Let $p = \sum_\alpha c_\alpha D^\alpha \in \mathbb{R}[X_1,\dots,X_n]$ and $\mathscr{L} = p(D) = \sum_\alpha c_\alpha D^\alpha \newcommand{\L}{\mathscr{L}} \DeclareMathOperator{\diff}{Diff}, \DeclareMathOperator{\supp}{supp}$ a linear partial differential operator.
I'm trying to understand the following result,
Let $\varphi \in C_c^\infty(\mathbb{R}^n)$. If $\L \varphi = 0$ in an open semispace $H$, then $\varphi = 0$ in $H$.
The reference I am reading proves it first for $H_0 = \{x_1 > 0\}$. This I have understood. The claim then is that the general result follows by composing $\varphi$ with translations and rotations, which seems rather straight forward but I'm having a hard time formalizing it.
If $\L \varphi = 0$ in $H$, we want to see that $\varphi = 0$ in $H$. Taking $\psi \in \diff(\mathbb{R}^n)$ as a rotation composed with a translation this is equivalent to showing that $\varphi \psi$ vanishes on $H_0$, and so it suffices to show that $\L (\varphi \psi)$ vanishes on $H_0$.
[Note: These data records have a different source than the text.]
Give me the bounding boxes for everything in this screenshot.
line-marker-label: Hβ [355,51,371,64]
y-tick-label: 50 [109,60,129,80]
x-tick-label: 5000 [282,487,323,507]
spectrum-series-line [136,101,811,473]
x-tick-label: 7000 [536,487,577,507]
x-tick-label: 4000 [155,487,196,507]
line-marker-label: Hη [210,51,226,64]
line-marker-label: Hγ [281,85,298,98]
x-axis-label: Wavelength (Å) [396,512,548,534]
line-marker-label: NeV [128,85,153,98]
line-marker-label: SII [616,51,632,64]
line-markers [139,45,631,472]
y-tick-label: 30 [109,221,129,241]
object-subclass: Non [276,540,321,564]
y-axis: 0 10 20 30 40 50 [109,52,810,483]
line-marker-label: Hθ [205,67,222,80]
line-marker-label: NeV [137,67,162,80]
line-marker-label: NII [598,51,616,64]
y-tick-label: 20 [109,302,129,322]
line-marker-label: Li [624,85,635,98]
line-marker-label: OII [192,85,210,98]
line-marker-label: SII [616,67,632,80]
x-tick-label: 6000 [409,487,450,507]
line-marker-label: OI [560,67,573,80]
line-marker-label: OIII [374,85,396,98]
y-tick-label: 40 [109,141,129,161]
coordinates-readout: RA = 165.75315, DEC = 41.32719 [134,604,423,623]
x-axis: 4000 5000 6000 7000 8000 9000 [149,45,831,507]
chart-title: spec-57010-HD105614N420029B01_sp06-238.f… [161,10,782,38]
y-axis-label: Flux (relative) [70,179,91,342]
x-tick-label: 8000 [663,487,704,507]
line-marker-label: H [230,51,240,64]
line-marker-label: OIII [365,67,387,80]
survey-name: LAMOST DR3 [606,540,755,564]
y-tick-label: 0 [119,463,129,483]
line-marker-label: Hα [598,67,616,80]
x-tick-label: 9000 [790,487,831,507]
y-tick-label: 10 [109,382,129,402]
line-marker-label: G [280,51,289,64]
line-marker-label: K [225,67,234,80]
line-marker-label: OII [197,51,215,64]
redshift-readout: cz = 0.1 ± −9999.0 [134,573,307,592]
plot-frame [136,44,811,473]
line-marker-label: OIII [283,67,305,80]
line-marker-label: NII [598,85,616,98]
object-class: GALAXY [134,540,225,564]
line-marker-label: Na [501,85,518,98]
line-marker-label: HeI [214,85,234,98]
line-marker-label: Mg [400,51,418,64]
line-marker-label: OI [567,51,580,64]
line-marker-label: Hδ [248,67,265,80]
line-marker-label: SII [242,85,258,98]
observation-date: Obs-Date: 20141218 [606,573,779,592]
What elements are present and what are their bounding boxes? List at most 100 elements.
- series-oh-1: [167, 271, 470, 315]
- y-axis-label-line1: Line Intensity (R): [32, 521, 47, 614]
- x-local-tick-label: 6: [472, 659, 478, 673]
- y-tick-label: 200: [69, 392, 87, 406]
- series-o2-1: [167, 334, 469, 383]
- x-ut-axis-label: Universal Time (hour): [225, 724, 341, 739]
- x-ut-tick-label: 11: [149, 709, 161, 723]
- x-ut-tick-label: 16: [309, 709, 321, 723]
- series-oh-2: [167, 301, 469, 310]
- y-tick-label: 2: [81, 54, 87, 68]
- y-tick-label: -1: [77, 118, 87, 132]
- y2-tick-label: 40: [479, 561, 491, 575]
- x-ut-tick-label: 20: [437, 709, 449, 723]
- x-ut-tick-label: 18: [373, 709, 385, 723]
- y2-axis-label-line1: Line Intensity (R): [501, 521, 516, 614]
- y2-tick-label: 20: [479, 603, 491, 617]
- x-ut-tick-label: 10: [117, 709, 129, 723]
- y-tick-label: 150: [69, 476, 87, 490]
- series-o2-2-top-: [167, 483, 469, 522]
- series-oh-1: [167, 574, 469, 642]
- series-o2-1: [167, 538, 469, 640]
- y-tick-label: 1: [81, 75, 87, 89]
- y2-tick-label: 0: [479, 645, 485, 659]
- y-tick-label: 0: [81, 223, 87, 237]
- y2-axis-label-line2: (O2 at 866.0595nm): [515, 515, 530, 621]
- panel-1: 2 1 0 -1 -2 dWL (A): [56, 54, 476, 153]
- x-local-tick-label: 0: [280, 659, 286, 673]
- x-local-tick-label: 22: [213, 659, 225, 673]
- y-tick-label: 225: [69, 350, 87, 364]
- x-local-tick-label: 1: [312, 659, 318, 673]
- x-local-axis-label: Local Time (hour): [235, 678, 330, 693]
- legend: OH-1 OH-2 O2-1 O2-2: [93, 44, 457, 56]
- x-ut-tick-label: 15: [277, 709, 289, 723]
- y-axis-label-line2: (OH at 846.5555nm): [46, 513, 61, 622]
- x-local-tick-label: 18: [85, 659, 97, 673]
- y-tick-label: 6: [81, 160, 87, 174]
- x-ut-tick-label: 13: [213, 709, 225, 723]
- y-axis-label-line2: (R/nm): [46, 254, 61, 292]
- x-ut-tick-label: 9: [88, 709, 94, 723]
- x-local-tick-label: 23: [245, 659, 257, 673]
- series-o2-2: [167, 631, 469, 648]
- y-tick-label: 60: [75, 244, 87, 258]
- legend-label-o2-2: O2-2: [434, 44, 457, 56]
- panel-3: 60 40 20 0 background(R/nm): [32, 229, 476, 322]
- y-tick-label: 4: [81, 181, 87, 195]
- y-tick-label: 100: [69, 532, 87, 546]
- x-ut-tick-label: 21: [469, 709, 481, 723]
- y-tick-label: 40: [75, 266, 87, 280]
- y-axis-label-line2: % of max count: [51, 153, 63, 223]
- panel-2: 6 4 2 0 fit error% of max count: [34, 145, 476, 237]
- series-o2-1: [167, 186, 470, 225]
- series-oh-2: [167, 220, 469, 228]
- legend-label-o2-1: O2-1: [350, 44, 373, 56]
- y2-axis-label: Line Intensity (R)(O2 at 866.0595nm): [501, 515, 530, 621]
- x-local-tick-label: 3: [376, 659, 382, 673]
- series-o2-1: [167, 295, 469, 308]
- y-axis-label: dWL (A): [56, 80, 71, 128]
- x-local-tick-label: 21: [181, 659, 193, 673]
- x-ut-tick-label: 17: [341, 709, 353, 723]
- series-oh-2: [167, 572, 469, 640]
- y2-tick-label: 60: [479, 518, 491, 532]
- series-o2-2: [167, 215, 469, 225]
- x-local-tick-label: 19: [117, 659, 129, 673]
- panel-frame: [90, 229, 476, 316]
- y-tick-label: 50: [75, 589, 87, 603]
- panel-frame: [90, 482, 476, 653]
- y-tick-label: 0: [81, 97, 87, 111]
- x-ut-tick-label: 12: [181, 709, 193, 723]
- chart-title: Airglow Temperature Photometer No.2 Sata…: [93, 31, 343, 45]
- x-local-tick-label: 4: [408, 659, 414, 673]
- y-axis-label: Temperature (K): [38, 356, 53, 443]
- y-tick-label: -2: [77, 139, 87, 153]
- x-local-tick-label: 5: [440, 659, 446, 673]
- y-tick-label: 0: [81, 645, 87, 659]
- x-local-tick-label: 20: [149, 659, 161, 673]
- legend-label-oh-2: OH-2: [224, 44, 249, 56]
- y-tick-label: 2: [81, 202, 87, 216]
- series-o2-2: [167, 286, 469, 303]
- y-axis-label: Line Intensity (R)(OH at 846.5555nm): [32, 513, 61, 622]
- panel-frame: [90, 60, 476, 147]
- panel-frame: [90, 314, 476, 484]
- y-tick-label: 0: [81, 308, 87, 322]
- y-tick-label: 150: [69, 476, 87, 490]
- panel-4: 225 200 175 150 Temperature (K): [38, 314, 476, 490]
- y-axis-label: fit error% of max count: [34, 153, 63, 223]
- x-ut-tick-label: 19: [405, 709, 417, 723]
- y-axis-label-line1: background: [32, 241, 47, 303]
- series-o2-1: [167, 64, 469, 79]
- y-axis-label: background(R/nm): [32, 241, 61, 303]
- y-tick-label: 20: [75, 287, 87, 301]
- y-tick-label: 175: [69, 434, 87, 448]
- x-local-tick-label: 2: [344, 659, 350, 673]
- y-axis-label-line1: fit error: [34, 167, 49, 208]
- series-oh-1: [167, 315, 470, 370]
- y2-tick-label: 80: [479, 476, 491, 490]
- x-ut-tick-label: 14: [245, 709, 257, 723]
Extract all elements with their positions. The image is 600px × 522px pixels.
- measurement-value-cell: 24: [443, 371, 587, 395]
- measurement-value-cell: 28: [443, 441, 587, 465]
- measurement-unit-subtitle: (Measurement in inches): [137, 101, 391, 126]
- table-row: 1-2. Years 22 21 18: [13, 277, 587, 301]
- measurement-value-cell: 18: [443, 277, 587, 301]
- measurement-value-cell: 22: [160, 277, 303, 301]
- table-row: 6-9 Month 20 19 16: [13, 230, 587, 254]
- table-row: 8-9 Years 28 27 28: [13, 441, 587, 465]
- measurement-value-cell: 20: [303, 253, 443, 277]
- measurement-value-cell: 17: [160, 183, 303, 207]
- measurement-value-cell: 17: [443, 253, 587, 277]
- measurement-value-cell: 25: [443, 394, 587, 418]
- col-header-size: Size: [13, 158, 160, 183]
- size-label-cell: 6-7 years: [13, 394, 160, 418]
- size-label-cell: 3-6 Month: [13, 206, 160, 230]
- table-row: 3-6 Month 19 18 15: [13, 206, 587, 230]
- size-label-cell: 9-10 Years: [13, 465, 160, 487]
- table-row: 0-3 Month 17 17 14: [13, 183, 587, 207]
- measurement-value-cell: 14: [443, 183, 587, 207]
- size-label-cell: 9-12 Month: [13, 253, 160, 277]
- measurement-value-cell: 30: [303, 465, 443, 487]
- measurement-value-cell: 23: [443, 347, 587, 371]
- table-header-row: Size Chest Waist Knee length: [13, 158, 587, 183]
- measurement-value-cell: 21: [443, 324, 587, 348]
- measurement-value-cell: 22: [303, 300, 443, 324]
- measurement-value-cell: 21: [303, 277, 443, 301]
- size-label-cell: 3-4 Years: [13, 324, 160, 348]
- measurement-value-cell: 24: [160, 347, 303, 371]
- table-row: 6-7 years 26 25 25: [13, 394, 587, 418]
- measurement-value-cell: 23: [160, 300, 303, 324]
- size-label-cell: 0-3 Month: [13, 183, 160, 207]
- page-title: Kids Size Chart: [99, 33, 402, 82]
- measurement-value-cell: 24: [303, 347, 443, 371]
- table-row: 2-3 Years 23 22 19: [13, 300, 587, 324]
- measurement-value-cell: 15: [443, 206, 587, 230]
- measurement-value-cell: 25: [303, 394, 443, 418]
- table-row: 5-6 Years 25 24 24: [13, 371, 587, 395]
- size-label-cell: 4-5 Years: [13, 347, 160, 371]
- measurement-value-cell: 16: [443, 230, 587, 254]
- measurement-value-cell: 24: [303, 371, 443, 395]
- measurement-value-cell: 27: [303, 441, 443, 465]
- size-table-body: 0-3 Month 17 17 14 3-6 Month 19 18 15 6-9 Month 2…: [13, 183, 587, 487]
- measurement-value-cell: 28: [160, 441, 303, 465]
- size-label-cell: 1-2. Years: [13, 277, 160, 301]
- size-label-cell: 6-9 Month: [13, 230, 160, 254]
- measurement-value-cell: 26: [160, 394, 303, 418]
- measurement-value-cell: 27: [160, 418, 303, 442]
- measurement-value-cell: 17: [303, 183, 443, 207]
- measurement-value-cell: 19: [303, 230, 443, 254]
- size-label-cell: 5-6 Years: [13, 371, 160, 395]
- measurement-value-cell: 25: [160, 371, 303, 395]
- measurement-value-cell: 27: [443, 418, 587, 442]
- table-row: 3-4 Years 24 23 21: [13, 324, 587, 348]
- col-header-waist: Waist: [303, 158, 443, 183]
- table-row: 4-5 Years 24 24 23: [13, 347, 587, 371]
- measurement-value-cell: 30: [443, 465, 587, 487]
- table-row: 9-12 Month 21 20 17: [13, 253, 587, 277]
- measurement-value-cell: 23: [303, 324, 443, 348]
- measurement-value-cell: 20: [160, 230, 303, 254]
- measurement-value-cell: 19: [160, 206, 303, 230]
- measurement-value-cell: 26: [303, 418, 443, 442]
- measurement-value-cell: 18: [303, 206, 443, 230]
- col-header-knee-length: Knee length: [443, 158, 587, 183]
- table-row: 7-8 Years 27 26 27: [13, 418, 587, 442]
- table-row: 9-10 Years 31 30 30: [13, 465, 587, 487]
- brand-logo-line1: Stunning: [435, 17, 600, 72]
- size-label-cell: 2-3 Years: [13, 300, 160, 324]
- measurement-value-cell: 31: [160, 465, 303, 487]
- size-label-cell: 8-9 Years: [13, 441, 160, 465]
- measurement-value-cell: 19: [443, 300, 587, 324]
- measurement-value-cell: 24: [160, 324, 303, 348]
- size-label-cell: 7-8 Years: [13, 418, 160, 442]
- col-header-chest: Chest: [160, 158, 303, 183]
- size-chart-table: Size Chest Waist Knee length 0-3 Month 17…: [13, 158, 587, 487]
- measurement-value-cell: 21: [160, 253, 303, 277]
Rephrasing the original hypothesis, we know that $(\L\varphi) \circ \psi = 0$ on $H_0$, and so I would like to show that if $(\L \varphi) \circ \psi$ vanishes, then so does $\L (\varphi\psi)$. In other terms, is the inclusion
$$ \supp \L (\varphi\psi) \subset \sup (\L\varphi) \circ \psi $$
true, and if so, how could one go about showing this?